Ninety percent of patients with myelodysplastic syndromes (MDS) become anemic and more than one half of those become transfusion dependent. In lower-risk MDS, the goal is to manage anemia and other cytopenias, thereby improving patient quality of life and risk of disease progression.

Several options exist for managing anemia with lower-risk MDS. Frontline options include erythropoiesis-stimulating agents (ESAs), and luspatercept a fusion protein that binds TGF-β superfamily ligands and promotes erythroid maturation. In 2023, luspatercept was approved by the FDA for the management of ESA-naive anemia in adults with very low–risk to intermediate-risk MDS who require red blood cell (RBC) transfusions, regardless of ring sideroblast status. Before that, luspatercept was approved for anemia failing an ESA and requiring 2 or more RBC units over 8 weeks in adult patients with very low–risk to intermediate-risk MDS with ring sideroblasts. Another option for ESA-refractory anemia is the newly approved telomerase inhibitor imetelstat. Imetelstat was approved by the FDA in June 2024 for adults with low-risk to intermediate-1–risk MDS with transfusion-dependent anemia requiring ≥4 RBC units over 8 weeks who have not responded to, have lost response to, or are ineligible for ESAs, regardless of ring sideroblast status. 

In this commentary, Rami Komrokji, MD; Maximilian Stahl, MD; and Amer Zeidan, MBBS, MHS, answer audience questions from a live webinar on June 2, 2024, on the management of anemia with lower-risk MDS including questions on luspatercept and imetelstat. 

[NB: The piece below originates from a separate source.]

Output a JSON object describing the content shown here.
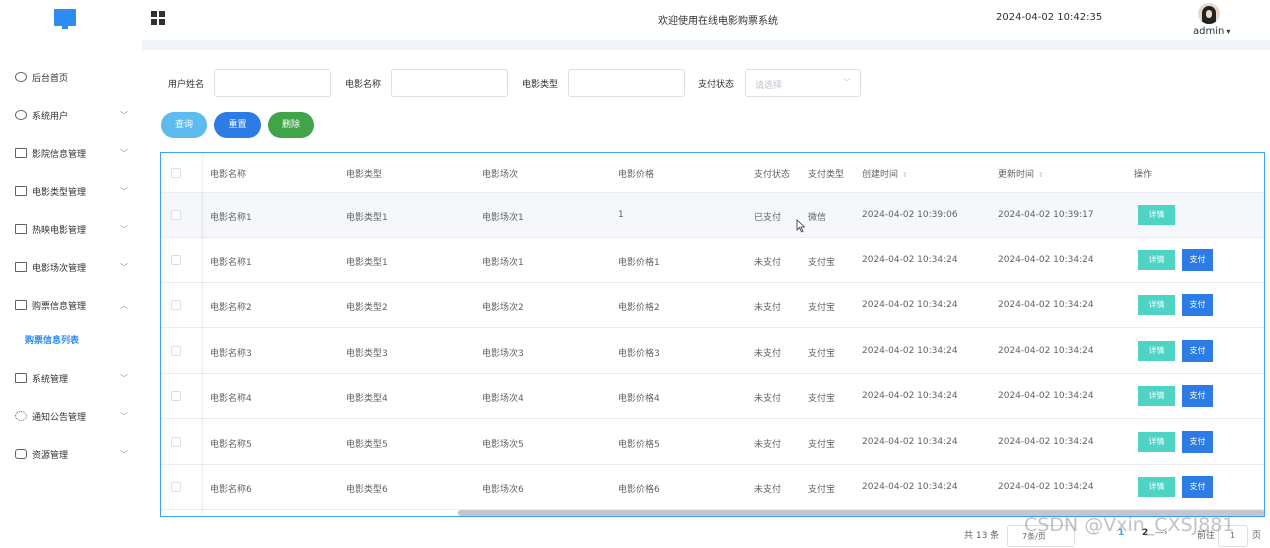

For a patient with lower-risk MDS with ring sideroblasts, with an SF3B1 mutation and no del(5q) who has an erythropoietin level of 390 and receives RBC transfusions at 3 units every 8 weeks, can luspatercept administration be delayed until response to ESA is assessed?  

Rami Komrokji, MD:
There is clear evidence from the phase III COMMANDS trial that this patient would benefit more from luspatercept in the frontline. Luspatercept leads to a higher rate and more durable transfusion independence when compared with ESA. 

Maximilian Stahl, MD:
I would also treat this patient with luspatercept, but we understand that in the community setting, physicians often give ESA initially. If this patient received ESA as first-line treatment, we have evidence from the phase III MEDALIST trial that luspatercept is also effective after ESA failure. In the MEDALIST trial, luspatercept resulted in superior RBC transfusion independence for patients with lower-risk MDS after ESA failure.

Amer Zeidan, MBBS, MHS:
I also agree with both of my colleagues on this approach. I hope that in the future, we will have randomized large trials showing superiority of the combination of luspatercept with ESA compared with either drug alone in the frontline setting making this question about which agent to choose less relevant.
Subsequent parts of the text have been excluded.